The outlook in Senate races continues to deteriorate for Republicans, with Democratic gains at least in the high single digits increasingly likely. Where I once wrote in this space that Democrats had a chance of reaching 60 seats in 2010 (“For Democrats, Time to Pad Senate Majority and Think 60 Seats,” Feb. 12, 2007), I now can’t rule out 60 seats for this November.

Virginia and New Mexico are already gone, and Colorado, Alaska, New Hampshire and Oregon aren’t far behind. Add in North Carolina, and Democrats are plus-seven (and at 58 seats) without Minnesota or Mississippi, which are up for grabs.

Republicans can no longer count Kentucky as a lock, and if the Democrats spend significant sums of money against Sen. Saxby Chambliss (R) in Georgia, they might even have a chance to swipe that unlikely seat.

Aaaaah. Ain't that too bad.

What does the GOP expect after their policies and mindset have totally trashed our economy.

Add Emperor Bush deciding that he can ignore all other parts of our Constitution except his power as Commander and Chief.

ECONOMY - More On the Bailout

"U.S. May Take Ownership Stake in Banks" by EDMUND L. ANDREWS and MARK LANDLER, New York Times

Excerpt

Having tried without success to unlock frozen credit markets, the Treasury Department is considering taking ownership stakes in many United States banks to try to restore confidence in the financial system, according to government officials.

Treasury officials say the just-passed $700 billion bailout bill gives them the authority to inject cash directly into banks that request it.

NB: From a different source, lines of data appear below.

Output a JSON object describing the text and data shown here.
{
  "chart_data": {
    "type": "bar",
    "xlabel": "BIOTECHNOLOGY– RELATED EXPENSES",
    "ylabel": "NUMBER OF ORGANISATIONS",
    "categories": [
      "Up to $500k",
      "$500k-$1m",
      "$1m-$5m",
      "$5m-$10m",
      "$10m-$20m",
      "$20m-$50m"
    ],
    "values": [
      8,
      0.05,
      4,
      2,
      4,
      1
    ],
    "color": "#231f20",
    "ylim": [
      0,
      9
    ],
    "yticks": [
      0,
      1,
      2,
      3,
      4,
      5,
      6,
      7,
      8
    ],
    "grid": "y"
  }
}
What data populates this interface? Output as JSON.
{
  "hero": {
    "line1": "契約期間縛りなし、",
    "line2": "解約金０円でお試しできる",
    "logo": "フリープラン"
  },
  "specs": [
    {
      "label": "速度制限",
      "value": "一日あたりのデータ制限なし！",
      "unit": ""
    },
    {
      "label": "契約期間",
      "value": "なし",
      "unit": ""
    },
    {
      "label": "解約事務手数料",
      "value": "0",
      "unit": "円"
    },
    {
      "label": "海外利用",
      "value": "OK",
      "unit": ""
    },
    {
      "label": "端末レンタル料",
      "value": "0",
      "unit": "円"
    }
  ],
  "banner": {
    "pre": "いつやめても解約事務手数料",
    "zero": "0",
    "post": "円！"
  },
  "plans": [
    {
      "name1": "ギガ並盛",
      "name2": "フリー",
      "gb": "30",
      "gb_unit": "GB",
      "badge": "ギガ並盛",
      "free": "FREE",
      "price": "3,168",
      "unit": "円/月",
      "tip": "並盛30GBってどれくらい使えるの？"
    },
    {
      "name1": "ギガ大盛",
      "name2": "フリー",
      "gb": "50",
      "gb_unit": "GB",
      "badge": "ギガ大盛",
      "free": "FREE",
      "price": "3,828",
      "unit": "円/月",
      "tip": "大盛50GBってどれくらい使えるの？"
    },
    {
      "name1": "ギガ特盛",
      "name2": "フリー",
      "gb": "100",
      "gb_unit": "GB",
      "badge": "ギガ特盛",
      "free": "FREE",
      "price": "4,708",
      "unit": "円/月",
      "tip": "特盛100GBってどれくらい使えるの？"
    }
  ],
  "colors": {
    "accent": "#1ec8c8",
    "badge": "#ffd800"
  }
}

Such a move would quickly strengthen banks’ balance sheets and, officials hope, persuade them to resume lending. In return, the law gives the Treasury the right to take ownership positions in banks, including healthy ones.

The Treasury plan was still preliminary and it was unclear how the process would work, but it appeared that it would be voluntary for banks.

The proposal resembles one announced on Wednesday in Britain. Under that plan, the British government would offer banks like the Royal Bank of Scotland, Barclays and HSBC Holdings up to $87 billion to shore up their capital in exchange for preference shares. It also would provide a guarantee of about $430 billion to help banks refinance debt.

The American recapitalization plan, officials say, has emerged as one of the most favored new options being discussed in Washington and on Wall Street. The appeal is that it would directly address the worries that banks have about lending to one another and to other customers.

This new interest in direct investment in banks comes after yet another tumultuous day in which the Federal Reserve and five other central banks marshaled their combined firepower to cut interest rates but failed to stanch the global financial panic.

In a coordinated action, the central banks reduced their benchmark interest rates by one-half percentage point. On top of that, the Bank of England announced its plan to nationalize part of the British banking system and devote almost $500 billion to guarantee financial transactions between banks.

The coordinated rate cut was unprecedented and surprising. Never before has the Fed issued an announcement on interest rates jointly with another central bank, let alone five other central banks, including the People’s Bank of China.

Of course, the People’s Bank of China is a major owner of the United States of America.

What I find it hard to believe is that ANY voter would want another Republican in the Whitehouse. It is Bush Administration policies and the GOP mindset that got us in this mess. McBush in the Whitehouse would be more of the same.